Q) Duration of pilot fishing?
Robin) 4-6 weeks. Not as big as due diligence by the private equity investors. We trust that investment bank does the lot of work for us. If they consistently brought to market the management teams that fail, their brand is in trouble. We take some comfort in them.
Suresh Raju) Be precise and focused on what you want to highlight. Sometimes in 45 minutes we tell the bank that the company is not ready to get to the market.
Jerald) $2T equity capital under management through Fidelity and Wellingtons of the world in Boston. Every IPO company comes there for a road show. We want to see that vision and enthusiasm from the management team in 45 minutes. I disarm the founder and ask him to tell the story or journey to get all the way here. Other investors ask them about numbers. Are they telling a tall tale ot there are telling real. This helps us see their conviction. We overlay this on their industry structure, market share and more.

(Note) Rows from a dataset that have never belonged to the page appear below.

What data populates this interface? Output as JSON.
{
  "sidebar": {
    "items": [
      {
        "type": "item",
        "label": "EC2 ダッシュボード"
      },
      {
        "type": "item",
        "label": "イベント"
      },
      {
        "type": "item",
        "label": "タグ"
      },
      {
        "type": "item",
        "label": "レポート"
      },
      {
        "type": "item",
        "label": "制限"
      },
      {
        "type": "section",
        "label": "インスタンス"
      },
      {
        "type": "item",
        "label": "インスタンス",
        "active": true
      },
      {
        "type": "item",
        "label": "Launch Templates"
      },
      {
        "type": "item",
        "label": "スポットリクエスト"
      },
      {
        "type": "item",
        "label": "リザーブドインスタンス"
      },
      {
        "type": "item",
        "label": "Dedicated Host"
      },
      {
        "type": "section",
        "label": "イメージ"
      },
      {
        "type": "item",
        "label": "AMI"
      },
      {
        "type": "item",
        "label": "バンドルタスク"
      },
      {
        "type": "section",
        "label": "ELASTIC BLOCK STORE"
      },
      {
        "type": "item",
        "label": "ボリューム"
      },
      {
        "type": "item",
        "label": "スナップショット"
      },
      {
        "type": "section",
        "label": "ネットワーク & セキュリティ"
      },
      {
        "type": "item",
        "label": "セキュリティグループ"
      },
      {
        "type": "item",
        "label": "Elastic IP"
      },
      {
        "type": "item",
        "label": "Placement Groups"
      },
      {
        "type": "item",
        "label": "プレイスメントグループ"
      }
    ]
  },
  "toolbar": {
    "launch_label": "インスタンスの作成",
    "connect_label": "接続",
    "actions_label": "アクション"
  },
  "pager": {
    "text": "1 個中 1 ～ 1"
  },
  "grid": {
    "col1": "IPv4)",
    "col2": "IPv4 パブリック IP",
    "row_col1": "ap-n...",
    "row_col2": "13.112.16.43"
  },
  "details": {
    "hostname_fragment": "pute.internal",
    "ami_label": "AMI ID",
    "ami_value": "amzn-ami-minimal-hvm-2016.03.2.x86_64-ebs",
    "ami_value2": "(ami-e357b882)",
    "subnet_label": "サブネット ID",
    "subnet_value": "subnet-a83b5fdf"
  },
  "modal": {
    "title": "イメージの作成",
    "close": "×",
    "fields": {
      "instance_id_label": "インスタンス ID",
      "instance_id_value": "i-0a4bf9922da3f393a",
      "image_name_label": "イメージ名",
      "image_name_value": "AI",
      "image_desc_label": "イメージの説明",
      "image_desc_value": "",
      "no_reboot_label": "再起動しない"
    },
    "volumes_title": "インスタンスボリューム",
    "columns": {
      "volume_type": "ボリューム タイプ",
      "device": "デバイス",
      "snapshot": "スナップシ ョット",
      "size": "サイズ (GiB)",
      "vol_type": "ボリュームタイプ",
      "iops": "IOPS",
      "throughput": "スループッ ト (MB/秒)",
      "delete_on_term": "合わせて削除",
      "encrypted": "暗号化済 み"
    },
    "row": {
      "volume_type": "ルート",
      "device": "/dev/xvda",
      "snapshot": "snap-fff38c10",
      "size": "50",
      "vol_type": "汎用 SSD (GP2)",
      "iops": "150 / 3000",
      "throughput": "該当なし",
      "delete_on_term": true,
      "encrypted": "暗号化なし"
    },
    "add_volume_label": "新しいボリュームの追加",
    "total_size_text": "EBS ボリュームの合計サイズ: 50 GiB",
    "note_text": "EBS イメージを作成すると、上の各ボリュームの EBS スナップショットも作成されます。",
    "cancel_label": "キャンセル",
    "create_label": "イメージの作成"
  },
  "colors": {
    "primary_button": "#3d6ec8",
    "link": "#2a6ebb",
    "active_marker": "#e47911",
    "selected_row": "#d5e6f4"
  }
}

Suresh Raju) What are the things not to do?
) Management team needs to show long history of being with that company. Is CEO charismatic. Is CFO coming from the banking background? Does he understand what investors want. Incentive structure for the management, such as ownership and lock ups and so on, in alignment with ours. Is the presentation concise. If I don’t understand their differentiation or defined edge, not the sound byte statistics, I won’t. Bankers and lawyers prepare them. We need to see what would be seen in between.is
the CEO who runs a the business on his own. Why they needed to raise $500M and where do they out it to work? Whatever the messaging, make sure it is refined and consistent in tune with the market.
Sanjay) Warren Buffet won a competition between managed S&P and unmanaged S&P.
Robin) We as a hedge fund, we tell the investors we generate a certain level of return whether the market goes up or not. We do charge a higher fee than an index fund. If we don’t justify huge fees, we go out of business.
As an investor, I want exposure to beta and also exposure to a portfolio that factors beta as well as alpha strategy by something like Monashee management. An investor who got one part of S&P and the other part of Monashee has generated 38%.
Suresh) Most of the money in the market is for short term. If you want lower volatility and risk-adjusted returns, go for hedge funds.
Bhat) How about block chain?
Gerald) It could be fad or bubble or it has some merit. 50/50. Let it come to mainstream before we invest in Blockchain companies.
Robin) I see that Blockchain technology reduce trading costs significantly.
Q) What is your hedging strategy for shocks?
Robin) We stress test on what if markets drop by more than 30%, how quickly do we reinvest? We pick a week after the downturn to make that decision. We are always shorting the futures in some ratio. Forbexample, we have substantial exposure to Hong Kong but we are shoring Hansen.